Nora terenyuh. Bibirnya melengkung dengan mata berkaca-kaca. Di depan Adrien, ia selalu bisa tampil apa adanya karena selalu dimanjakan.

"Soal Hosea … bisakah kamu mengalihkan kasusnya pada teman sejawatmu yang lain, Cherrie?" 

Suara sendok yang beradu dengan wajan menguasai sudut dapur khusus itu. Nora hanya termangu memandang pacarnya yang keposesifannya kadang di luar batas.

"Kamu harus ngerti profesiku, Darling. Aku seorang dokter." Nora berusaha memberi pengertian.

"Aku tahu. Hanya saja Hosea kan cowok yang kamu suka dulu. Aku nggak suka," ujar Adrien lirih.

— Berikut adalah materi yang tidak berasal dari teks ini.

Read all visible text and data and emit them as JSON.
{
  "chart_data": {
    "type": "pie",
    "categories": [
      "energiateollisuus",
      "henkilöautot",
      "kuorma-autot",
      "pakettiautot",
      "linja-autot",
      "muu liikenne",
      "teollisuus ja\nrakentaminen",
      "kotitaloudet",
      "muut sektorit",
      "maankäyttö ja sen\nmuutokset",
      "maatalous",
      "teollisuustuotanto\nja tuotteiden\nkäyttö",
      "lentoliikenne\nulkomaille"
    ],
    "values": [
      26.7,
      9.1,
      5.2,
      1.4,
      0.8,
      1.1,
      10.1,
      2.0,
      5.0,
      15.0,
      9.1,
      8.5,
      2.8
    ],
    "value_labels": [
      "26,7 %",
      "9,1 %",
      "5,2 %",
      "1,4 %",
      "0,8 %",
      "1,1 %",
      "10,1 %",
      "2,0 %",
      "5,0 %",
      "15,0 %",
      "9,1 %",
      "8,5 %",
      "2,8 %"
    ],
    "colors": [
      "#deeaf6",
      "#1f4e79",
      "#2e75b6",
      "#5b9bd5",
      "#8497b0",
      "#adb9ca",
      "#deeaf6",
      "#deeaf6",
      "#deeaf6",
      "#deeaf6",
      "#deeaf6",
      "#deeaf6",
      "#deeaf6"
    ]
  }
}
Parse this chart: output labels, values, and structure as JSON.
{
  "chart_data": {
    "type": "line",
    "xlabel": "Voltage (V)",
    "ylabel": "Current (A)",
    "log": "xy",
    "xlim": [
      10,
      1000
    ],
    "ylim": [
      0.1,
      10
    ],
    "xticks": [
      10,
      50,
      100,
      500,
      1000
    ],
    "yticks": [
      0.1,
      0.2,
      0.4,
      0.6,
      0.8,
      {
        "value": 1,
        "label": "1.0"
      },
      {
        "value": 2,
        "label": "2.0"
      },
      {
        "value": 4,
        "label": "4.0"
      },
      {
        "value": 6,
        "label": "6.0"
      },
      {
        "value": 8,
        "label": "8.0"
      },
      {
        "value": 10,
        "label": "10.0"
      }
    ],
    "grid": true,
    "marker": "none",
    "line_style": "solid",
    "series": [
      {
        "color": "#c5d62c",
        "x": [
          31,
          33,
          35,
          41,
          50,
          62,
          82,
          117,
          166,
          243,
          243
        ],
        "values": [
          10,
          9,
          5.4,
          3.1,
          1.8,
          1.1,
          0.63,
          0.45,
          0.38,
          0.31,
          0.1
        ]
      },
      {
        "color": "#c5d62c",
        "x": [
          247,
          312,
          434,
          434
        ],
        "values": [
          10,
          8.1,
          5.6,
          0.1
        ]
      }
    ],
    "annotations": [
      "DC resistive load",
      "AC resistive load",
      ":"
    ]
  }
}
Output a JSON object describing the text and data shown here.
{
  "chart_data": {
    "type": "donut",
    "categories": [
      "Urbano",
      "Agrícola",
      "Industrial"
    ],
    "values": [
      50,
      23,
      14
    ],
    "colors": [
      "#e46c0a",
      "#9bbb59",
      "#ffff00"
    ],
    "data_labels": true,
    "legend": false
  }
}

Nora hanya bisa mengembuskan napas kasar. "Maaf, Darling. Aku harus profesional."

***

Di sisi lain, sepanjang hari ini Hosea terlihat gelisah. Bukan karena nyeri di mata dan bagian tubuh lain, melainkan karena lelaki itu penasaran dengan sosok Nora. Ia gemas sekali dengan penglihatannya yang hanya menampilkan gambaran buram wajah Nora.

Beberapa kali Hosea berdecak dan suaranya mampu didengar oleh pendengaran tua Jericho.

"Ada yang sakit, Hose?" tanya Jericho sambil menatap anaknya dari atas kacamata yang melorot di ujung hidung mancung.

"Nggak, Pi." Hosea mengembuskan napas untuk menepis rasa penasaran. Ini kali ketiga Jericho menanyainya. "Ehm, Nora itu … cantik kah?"

Alis Jericho mengerut. Ia melepas tablet dan meletakkan begitu saja di atas sofa. Tangan berkeriput itu membetulkan bingkai kacamata untuk memperjelas penglihatannya. "Cantik. Nora kan perempuan."

Hosea mengerucutkan bibir. Otaknya merangkai definisi cantik menurut standardnya.

"Hose, cantik itu nggak hanya yang bisa dilihat dari mata. Tapi juga yang bisa dirasakan oleh hati. Apa kata hatimu sekarang saat kamu nggak bisa melihat Nora? Apakah hatimu merasa dia cantik?" kata Jericho yang disambut kebisuan Hosea.

"Cantik itu bisa muncul dari hati. Inner beauty. Dan kita yang berinteraksi dengannya akan nyaman. Ah, beruntung betul pacarnya Nora."

Seketika hancurlah hati Hosea. Ternyata Nora sudah punya pacar. Getaran di batinnya yang mampu mengalihkan rasa kecewa akibat putus dari Lyla itu berubah seperti getaran gergaji yang mencabik hati. 

"Suara Nora … suara Nora mirip Mami," kata Hosea kemudian.

Jericho terkekeh. "Kamu akan terkejut bila melihatnya, Hose. Nora … dia gadis spesial. Definisi cantik seperti mamimu akan kamu temui dalam dirinya."

Cantik seperti Mami? 

Sungguh, Hosea memuja sang Mami. Hanya Lyla yang kecantikannya menandingi maminya, dengan body seperti alam yang siap untuk dijelajah dan senyuman sehangat mentari pagi.